1. SELECT item_id WHERE expire = 0. If this is empty, no items are available.
2. UPDATE SET expire = some_future_time WHERE item_id = $selected_item_id AND expire = 0. Then check whether UPDATE affected any rows. If it did, item_id is yours. If not, loop. If the database has a sane optimizer it'll note at most one document needs locking as the primary id is given.
All this needs is a very weak property: document level atomic UPDATE which can return whether it changed anything. (How weak? MongoDB could do that in 2009.)
Source code at https://git.drupalcode.org/project/drupal/-/blob/9.2.x/core/... (We cooked this up for Drupal in 2009 but I am reasonably sure we didn't invent anything new.)
Of course, this is not the fastest job queue there is but it is quite often good enough.
As always, there are trade offs, no silver bullets.
In fairness, Redis has only been available for 12 years so someone who has been in the industry longer has probably encountered systems using DBs as queues for no better reason than an alternative was not available when the system was made. (Rabbit just a couple years older I think.)
But in this day and age, you have better options to start with c'mon.
> they spent too much time fiddling with RabbitMQ, when Postgres would have been fine.
Rather ironic claim in a thread full of tips, tricks, and gotchas just to make PG behave like a queue no?
I can't speak for RabbitMQ personally but Redis has got to be among the simplest drop-in dependencies I've ever encountered. For a simple queue, the defaults do out-of-the-box.
Gut feel also says, Redis defaults for queuing would also serve more than PG defaults for queuing so you could leave it untouched for far longer to focus on your product, get to profitability, etc. Feel free to debunk with data.
Case in point our team went with Redis, just the default, use it blindly without fully understanding our requirements and how redis helps scale.

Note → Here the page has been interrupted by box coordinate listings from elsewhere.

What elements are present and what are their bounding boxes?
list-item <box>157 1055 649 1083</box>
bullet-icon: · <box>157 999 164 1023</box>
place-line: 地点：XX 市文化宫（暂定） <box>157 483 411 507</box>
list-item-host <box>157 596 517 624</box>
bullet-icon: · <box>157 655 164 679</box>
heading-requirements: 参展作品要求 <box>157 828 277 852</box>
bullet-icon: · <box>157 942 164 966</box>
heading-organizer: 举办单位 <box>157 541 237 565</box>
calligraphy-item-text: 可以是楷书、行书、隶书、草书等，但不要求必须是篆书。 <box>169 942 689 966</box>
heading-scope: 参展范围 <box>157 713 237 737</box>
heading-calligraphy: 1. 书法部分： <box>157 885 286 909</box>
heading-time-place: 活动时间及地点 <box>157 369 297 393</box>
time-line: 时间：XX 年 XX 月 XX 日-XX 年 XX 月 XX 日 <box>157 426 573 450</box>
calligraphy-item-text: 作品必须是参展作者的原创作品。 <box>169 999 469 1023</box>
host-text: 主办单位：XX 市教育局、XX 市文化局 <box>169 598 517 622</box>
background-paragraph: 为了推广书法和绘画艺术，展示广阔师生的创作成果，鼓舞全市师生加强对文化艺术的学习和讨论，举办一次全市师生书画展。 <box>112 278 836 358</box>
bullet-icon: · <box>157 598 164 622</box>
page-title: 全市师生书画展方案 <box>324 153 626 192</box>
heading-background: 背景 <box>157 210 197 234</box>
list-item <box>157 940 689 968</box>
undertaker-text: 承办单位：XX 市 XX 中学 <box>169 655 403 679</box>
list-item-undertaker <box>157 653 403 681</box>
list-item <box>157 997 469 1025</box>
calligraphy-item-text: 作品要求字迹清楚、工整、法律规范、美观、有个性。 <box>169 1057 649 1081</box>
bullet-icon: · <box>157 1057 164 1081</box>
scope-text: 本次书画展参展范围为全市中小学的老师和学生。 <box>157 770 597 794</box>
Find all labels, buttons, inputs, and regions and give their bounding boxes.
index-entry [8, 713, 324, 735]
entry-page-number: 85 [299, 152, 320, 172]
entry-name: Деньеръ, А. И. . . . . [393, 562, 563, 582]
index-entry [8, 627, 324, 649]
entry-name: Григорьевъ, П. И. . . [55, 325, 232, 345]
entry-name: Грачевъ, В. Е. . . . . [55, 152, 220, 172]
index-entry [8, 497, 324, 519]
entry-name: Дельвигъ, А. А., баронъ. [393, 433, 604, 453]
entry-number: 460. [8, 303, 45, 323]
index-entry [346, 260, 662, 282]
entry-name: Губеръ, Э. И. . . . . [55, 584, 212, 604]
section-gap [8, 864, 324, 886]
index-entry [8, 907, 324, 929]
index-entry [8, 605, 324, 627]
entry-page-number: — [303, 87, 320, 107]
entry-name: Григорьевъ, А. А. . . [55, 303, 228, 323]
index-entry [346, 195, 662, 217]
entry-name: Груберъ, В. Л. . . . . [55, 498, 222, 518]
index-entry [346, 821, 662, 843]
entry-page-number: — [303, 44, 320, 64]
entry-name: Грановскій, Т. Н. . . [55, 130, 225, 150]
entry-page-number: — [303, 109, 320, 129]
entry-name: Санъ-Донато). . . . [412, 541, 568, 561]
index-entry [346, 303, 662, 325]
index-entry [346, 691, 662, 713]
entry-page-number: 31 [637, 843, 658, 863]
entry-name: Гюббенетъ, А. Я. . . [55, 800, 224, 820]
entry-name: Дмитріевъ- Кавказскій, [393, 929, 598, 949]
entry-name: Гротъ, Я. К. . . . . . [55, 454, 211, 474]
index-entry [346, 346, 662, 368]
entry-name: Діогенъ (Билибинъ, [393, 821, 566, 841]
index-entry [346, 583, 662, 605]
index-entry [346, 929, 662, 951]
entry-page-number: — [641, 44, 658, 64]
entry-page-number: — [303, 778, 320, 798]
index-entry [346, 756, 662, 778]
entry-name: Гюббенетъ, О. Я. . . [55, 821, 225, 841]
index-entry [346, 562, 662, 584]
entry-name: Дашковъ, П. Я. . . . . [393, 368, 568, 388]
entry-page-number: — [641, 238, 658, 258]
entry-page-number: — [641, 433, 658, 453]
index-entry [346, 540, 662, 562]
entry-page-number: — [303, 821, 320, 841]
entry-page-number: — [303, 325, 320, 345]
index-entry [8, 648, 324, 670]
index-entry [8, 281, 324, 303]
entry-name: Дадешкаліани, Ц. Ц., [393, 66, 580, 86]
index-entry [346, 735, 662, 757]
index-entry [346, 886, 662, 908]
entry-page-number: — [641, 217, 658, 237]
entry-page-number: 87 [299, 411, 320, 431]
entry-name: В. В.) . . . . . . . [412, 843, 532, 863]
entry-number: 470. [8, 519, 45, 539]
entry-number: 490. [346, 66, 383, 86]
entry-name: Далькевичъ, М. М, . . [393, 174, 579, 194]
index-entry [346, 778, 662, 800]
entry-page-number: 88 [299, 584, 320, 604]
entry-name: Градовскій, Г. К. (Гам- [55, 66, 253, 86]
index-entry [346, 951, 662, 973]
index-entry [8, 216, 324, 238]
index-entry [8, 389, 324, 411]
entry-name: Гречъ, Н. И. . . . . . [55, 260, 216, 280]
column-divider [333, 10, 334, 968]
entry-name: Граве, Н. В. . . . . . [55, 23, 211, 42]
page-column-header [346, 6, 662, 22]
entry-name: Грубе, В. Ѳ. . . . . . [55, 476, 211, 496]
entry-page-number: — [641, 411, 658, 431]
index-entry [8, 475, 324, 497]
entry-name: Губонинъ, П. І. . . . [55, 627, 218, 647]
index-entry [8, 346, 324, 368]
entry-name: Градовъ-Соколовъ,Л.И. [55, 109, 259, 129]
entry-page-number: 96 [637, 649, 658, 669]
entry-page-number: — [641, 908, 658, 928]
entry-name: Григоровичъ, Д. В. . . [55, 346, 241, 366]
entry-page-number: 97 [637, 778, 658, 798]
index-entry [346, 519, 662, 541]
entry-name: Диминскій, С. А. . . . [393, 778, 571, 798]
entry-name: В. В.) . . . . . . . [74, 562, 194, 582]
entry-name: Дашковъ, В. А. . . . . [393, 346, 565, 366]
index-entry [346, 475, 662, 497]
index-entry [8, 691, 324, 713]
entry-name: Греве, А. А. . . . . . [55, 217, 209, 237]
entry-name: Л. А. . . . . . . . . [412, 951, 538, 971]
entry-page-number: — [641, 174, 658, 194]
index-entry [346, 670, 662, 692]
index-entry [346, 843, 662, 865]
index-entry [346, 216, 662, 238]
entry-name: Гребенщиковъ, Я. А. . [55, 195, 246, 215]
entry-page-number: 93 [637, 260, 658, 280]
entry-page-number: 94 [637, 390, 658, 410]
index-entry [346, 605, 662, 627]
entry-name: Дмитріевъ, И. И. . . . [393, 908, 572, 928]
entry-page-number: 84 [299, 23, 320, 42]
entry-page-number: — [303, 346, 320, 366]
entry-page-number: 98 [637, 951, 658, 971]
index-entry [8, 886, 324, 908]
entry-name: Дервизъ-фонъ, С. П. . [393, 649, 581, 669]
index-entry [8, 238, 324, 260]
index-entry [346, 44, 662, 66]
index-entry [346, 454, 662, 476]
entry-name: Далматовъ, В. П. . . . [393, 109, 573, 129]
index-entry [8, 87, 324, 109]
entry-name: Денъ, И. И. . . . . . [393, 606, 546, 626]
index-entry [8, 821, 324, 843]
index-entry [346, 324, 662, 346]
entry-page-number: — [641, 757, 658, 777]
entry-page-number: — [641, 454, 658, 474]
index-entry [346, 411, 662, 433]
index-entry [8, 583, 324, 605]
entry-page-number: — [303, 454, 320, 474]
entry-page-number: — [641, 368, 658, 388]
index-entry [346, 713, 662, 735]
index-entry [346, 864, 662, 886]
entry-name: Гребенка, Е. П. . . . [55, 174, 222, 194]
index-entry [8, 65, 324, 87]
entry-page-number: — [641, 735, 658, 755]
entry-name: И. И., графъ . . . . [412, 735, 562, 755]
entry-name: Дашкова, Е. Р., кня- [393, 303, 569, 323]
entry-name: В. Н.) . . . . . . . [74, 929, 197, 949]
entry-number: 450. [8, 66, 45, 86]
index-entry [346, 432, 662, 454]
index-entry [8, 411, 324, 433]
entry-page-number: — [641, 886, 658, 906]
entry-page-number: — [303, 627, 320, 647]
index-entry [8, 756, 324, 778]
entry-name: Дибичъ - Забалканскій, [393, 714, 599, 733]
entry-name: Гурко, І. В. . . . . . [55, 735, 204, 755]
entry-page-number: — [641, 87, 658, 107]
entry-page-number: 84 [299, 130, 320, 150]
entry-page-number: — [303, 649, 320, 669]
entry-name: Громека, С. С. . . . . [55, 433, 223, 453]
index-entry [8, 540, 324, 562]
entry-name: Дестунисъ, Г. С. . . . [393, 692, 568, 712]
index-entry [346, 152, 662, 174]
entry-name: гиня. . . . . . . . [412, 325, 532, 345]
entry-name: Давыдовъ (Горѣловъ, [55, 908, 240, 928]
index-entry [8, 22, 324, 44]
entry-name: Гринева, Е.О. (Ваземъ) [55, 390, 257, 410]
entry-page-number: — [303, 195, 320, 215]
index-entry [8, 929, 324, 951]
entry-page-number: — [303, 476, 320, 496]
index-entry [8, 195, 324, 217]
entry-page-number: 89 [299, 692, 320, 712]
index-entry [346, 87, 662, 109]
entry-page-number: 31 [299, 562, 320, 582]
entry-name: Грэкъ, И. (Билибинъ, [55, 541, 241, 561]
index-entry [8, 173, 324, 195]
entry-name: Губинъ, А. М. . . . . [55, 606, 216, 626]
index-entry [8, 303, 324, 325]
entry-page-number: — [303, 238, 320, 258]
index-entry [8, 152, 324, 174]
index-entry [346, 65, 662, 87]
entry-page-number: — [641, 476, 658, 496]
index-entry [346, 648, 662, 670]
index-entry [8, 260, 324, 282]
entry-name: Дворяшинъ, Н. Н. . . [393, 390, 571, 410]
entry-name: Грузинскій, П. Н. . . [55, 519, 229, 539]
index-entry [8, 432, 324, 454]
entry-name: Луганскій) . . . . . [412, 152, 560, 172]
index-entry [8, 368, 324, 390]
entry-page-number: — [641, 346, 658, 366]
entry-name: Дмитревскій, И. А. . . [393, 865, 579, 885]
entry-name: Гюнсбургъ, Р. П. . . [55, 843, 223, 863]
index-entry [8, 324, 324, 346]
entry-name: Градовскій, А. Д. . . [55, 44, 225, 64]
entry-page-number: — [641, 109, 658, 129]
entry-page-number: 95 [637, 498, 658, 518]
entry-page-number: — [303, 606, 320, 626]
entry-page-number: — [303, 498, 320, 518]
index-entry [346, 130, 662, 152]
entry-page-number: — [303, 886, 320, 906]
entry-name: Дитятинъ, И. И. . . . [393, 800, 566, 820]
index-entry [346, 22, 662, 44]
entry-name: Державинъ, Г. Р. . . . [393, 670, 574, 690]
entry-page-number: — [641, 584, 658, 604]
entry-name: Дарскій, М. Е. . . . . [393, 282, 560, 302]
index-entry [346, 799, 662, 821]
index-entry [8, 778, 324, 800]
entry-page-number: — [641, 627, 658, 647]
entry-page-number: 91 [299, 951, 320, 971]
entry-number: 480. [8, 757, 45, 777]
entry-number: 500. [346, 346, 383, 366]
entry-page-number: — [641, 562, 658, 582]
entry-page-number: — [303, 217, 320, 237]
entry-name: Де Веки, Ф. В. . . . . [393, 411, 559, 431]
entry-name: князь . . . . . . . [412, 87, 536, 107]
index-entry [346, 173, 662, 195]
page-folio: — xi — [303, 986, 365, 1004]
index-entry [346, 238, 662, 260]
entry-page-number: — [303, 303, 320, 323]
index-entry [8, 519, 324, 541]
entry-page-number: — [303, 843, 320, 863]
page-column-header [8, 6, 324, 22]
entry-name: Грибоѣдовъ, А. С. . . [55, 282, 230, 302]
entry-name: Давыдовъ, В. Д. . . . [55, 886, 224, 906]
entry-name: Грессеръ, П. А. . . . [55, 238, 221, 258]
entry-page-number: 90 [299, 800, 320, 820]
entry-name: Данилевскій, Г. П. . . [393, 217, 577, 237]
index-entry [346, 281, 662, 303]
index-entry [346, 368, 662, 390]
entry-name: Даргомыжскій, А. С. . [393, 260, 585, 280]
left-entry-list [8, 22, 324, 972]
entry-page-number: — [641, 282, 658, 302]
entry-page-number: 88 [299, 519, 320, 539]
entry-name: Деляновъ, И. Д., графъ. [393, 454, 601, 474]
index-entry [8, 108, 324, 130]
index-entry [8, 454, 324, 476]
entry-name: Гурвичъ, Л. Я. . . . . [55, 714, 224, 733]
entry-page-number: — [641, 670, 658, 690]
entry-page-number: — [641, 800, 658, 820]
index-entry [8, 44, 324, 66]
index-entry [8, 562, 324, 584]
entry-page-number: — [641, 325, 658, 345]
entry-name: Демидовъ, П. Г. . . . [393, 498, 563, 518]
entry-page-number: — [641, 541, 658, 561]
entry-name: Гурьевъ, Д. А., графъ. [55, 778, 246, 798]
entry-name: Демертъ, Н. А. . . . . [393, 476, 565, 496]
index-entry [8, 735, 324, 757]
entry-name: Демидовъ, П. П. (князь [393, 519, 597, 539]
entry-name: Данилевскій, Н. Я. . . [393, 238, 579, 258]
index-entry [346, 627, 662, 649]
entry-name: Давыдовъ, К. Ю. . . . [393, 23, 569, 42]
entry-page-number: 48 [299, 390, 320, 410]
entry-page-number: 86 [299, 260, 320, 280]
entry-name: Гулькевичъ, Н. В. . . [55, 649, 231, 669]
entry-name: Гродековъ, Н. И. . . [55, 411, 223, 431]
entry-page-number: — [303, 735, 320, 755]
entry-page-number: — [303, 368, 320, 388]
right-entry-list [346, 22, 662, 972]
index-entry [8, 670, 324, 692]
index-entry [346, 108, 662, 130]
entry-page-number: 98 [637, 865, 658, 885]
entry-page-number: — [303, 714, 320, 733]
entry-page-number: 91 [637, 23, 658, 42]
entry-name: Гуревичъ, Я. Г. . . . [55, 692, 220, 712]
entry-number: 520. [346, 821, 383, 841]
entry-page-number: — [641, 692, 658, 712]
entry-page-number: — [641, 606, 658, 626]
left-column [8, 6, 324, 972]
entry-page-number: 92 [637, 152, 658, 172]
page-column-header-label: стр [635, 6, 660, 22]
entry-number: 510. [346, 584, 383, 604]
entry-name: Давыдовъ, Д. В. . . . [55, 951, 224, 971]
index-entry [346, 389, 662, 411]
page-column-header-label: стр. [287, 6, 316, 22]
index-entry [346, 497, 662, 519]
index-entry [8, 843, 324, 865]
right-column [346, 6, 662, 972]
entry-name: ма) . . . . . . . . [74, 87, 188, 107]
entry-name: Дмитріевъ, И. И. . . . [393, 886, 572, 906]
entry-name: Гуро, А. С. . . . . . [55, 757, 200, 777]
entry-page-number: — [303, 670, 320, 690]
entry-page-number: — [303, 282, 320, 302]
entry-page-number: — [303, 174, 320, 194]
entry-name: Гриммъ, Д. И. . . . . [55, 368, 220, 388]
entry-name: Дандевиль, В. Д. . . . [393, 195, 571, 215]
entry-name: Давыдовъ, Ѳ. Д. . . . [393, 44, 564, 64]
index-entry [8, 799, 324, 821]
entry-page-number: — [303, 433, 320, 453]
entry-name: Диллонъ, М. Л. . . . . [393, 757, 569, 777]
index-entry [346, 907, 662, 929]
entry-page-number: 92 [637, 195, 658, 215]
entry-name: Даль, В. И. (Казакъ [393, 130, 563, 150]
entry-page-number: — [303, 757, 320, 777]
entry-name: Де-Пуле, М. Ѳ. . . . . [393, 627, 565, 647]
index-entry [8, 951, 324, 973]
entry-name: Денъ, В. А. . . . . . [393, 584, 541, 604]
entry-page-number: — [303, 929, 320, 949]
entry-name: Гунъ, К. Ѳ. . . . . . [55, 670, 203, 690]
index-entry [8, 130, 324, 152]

2 years later we spent 2 sprints, holding back the release trying to understand RDF vs AOF, and why we're seeing massive spikes in consumption and performance triggering pod eviction, running comparison tests to prove which works better and explaining why, running qa tests (regression, performance, load), introducing postgres for queuing, redoing our code to bypass the sync mechanism between how data flows between redis and postgres, updating dependenciies, migrating existing customer data (various on site locations), explaining this to team members, managers and their managers, installation technicians, support engineers and presenting it at engineering townhalls as a case of bad decisions.
Not worth it.
> use it blindly without fully understanding our requirements and how redis helps scale
I'm sorry I don't get how I could come across as advocating the use of Redis blindly. My point is if your data flow looks like a queue, then use a queue, don't hack a relational DB to become a queue. I think that's reasonable rule of the thumb, not going in blind.
Problem was there wasn't a good answer to "How much redis does your team need to know to put it in production".
We thought we knew it well enough, we thought we knew what we were getting into, and we thought so many others are using it for this, we should be good. That is makes a difference, clearly.